There has been a growing interest in interpreting the underlying dynamics of
Transformers. While self-attention patterns were initially deemed as the
primary option, recent studies have shown that integrating other components can
yield more accurate explanations. This paper introduces a novel token
attribution analysis method that incorporates all the components in the encoder
block and aggregates this throughout layers. Through extensive quantitative and
qualitative experiments, we demonstrate that our method can produce faithful
and meaningful global token attributions. Our experiments reveal that
incorporating almost every encoder component results in increasingly more
accurate analysis in both local (single layer) and global (the whole model)
settings. Our global attribution analysis significantly outperforms previous
methods on various tasks regarding correlation with gradient-based saliency
scores.
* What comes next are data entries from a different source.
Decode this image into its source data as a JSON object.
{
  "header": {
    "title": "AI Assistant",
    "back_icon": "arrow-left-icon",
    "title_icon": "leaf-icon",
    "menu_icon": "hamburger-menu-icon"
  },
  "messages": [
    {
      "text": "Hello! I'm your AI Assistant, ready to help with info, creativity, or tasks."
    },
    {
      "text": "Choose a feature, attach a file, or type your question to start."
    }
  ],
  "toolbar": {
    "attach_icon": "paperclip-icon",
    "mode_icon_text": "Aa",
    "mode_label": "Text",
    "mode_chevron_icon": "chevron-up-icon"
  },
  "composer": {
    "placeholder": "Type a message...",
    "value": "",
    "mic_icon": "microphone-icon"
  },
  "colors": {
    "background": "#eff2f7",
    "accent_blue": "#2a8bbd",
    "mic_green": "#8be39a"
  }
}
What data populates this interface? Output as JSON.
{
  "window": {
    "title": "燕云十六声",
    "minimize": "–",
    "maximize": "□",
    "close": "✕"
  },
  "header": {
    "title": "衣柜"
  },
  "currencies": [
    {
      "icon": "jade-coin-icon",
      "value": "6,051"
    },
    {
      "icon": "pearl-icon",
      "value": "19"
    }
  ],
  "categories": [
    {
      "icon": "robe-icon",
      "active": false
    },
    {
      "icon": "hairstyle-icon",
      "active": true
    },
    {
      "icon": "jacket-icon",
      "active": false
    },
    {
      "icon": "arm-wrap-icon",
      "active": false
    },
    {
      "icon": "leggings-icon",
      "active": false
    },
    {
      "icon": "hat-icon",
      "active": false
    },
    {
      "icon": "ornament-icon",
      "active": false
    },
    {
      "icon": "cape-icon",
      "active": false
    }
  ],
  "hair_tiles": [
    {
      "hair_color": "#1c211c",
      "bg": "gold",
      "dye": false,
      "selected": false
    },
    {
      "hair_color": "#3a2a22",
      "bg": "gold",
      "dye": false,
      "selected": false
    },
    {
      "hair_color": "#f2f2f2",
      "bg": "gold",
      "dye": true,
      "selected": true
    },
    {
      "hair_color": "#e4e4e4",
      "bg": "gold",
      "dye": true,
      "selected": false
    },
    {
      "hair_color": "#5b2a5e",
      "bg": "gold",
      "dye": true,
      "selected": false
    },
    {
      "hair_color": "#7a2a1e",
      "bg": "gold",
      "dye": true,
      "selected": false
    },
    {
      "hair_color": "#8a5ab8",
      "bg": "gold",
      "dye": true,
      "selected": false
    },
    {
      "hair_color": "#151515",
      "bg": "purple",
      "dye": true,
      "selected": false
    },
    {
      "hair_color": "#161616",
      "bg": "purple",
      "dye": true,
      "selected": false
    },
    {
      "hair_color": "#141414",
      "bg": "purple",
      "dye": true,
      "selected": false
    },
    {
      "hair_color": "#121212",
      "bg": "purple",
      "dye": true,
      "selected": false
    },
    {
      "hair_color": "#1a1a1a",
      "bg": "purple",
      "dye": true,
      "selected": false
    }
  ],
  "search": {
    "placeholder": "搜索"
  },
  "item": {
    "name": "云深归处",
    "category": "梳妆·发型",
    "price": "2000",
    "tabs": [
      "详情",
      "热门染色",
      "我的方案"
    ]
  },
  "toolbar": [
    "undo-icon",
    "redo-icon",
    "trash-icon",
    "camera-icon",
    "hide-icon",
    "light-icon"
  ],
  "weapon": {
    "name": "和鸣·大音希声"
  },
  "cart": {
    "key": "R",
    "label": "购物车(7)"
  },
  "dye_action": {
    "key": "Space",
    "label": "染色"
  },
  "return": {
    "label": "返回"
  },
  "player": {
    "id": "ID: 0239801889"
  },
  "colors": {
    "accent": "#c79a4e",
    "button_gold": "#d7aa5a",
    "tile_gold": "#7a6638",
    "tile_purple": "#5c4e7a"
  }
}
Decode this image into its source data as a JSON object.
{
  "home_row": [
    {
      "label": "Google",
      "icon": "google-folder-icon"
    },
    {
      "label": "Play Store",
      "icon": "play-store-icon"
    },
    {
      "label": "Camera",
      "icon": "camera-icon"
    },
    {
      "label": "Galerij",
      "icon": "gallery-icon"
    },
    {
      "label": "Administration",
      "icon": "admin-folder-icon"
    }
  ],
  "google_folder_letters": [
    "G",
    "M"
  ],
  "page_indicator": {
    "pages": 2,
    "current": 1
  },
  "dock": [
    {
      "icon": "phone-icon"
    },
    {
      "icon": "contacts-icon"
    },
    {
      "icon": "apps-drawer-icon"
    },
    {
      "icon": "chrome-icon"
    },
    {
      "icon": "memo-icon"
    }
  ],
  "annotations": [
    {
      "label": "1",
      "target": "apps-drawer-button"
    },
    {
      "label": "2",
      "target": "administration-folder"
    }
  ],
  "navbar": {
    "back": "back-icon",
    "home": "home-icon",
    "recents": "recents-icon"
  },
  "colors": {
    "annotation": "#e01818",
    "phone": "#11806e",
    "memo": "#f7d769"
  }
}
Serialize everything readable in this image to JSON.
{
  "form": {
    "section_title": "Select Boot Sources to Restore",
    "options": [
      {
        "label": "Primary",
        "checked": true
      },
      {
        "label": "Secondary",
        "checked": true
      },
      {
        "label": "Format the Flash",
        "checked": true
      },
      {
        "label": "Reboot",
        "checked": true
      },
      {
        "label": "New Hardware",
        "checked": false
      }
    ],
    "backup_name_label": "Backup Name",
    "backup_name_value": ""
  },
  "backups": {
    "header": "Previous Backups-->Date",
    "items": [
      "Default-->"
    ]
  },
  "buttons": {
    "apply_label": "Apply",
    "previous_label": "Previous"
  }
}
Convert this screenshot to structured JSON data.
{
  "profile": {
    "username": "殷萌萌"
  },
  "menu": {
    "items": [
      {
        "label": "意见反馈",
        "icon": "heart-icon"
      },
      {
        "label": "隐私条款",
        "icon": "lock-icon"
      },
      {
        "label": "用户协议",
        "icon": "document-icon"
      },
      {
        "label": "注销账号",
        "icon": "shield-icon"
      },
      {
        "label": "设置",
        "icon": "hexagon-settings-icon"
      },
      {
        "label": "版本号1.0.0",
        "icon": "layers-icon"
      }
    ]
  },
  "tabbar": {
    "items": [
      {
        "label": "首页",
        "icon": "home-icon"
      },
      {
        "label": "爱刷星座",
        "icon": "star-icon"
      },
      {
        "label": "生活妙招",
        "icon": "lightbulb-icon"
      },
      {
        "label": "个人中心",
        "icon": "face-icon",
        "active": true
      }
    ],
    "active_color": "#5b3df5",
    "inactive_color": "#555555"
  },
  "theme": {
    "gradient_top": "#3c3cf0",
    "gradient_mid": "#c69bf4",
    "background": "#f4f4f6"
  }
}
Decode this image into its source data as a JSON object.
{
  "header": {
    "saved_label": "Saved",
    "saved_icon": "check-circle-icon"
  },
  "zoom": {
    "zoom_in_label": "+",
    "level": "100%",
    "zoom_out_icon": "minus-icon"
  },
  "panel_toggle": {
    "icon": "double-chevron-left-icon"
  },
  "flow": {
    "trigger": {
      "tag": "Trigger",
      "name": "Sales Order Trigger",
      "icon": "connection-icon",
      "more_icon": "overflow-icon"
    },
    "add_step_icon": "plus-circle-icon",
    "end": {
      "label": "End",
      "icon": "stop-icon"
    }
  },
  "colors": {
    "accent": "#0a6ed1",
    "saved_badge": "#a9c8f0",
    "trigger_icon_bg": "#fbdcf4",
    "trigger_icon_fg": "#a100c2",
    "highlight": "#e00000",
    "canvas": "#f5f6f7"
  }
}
Our code is freely available at
this https URL.

本文提出了一种新的 token 指定分析方法，将编码器块中的所有组件结合起来并在各层中进行聚合，通过广泛的定量和定性实验，证明我们的方法可以产生忠实和有意义的全局 token 指定，引入几乎每个编码器组件在本地 (单层) 和全局 (整个模型) 设置下的分析结果表明，我们的全局指定分析在与基于梯度的显著性分数相关的各种任务方面显著优于先前的方法，我们的代码可在此 https URL 免费获取。

GlobEnc: 在 Transformer 中使用整个编码器层来量化全局标记归因

GlobEnc: Quantifying Global Token Attribution by Incorporating the Whole Encoder Layer in Transformers

In this paper, we propose a simple and effective technique to allow for
efficient self-supervised learning with bi-directional Transformers. Our
approach is motivated by recent studies demonstrating that self-attention
patterns in trained models contain a majority of non-linguistic regularities.
We propose a computationally efficient auxiliary loss function to guide
attention heads to conform to such patterns. Our method is agnostic to the
actual pre-training objective and results in faster convergence of models as
well as better performance on downstream tasks compared to the baselines,
achieving state of the art results in low-resource settings. Surprisingly, we
also find that linguistic properties of attention heads are not necessarily
correlated with language modeling performance.

该文提出了一种利用双向 Transformer 实现高效自监督学习的简单而有效的技术，该方法利用辅助损失函数引导注意力头符合自注意力特征，并可以适用于不同的预训练目标，实验证明该方法相对于基线模型更快收敛同时在下游任务中性能更好，在低资源环境中取得了业界领先结果。